Pour répondre à cet impératif de désenclavement, le pays ne dispose que d’interfaces portuaires datées et depuis longtemps dépassées. À Moroni, le port se compose d’une jetée d’une centaine de mètres, sans grue, et alimentée par des barges qui traitent les navires tenus à distance par son tirant d’eau limité à 4,5 m.

À Anjouan, la situation n’est guère meilleure. Le port de Mutsamudu ne possède qu’un quai de 170 mètres de long, à une profondeur de 9 mètres, lui permettant bien de traiter 75 % du trafic comorien, mais qui reste largement en deçà des dimensions standards des navires porte-conteneurs présents aujourd’hui dans l’océan Indien. Cinq ou six d’entre eux suffiraient d’ailleurs pour transporter les 80 000 boîtes traitées chaque année dans l’ensemble des terminaux comoriens.

Au milieu des marchandises à quai, les services de transport de passagers tentent de s’organiser, mais, là aussi, l’offre est très loin de répondre à la demande. À peine 70 000 personnes utilisent chaque année les liaisons inter-îles, soit environ le nombre de croisiéristes en visite à Maurice. Alors que les Comores nourrissent également de grandes ambitions en matière touristique, l’archipel n’a pas vu passer un paquebot depuis 2016.

Autant de dossiers rouverts par les autorités comoriennes à l’occasion du PCE. Selon le document, le pays a besoin de 112,5 milliards de francs comoriens (près de 230 millions d’euros) pour moderniser ses ports et mettre en place les différents services de transport qui relieront les îles.

Il compte sur l’aide de ses bailleurs de fonds traditionnels, mais aussi et surtout sur le soutien du secteur privé international, seul à même de lui apporter l’expertise demandée par des secteurs d’activité aussi complexes que le maritime et l’aérien, qui, lui aussi, fait l’objet de toutes les attentions comoriennes.

Un nouvel aéroport en projet

Côté air, l’archipel souffre des mêmes maux. Le pays ne dispose d’aucune liaison directe avec les principaux marchés émetteurs, régionaux comme internationaux, et l’aéroport international Moroni - Prince-Said-Ibrahim, bien que rénové durant la dernière décennie, ne répond toujours pas aux normes requises en matière de sécurité, d’entreposage et de maintenance des aéronefs.
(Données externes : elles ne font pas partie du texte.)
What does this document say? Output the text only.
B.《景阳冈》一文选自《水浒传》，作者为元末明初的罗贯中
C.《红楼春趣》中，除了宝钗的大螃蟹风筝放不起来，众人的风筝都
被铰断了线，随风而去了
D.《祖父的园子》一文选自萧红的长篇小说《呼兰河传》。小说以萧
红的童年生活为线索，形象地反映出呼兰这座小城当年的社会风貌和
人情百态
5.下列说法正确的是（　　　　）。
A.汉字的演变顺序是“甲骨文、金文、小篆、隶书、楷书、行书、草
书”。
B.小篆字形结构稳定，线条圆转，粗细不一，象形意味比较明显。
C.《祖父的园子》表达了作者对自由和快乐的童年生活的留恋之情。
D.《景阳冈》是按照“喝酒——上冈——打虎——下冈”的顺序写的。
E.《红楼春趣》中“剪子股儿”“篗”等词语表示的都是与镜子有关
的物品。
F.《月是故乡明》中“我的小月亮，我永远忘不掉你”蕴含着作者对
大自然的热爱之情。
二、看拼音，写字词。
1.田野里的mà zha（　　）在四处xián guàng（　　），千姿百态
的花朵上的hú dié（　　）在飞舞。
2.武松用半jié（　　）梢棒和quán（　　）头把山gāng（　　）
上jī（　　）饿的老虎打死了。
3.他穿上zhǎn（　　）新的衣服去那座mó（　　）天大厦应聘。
À Anjouan, le gouvernement souhaite même construire un nouvel aéroport pour remplacer l’unique piste (à sens unique) qui dessert l’île.

Mais le dossier le plus symbolique de ces nouveaux appétits est la création d’une compagnie aérienne nationale. Pour concrétiser un tel rêve, le pays n’a d’autre choix que de s’adosser à un partenaire.

Des discussions sont en cours avec certains opérateurs, qui ont vite montré leur intérêt, à commencer par Ethiopian Airlines, qui dessert déjà Moroni. Là encore, la facture s’annonce salée, puisque le PCE table sur 97,5 milliards de francs comoriens, hors compagnie aérienne, pour que les Comores puissent décoller d’ici à 2030.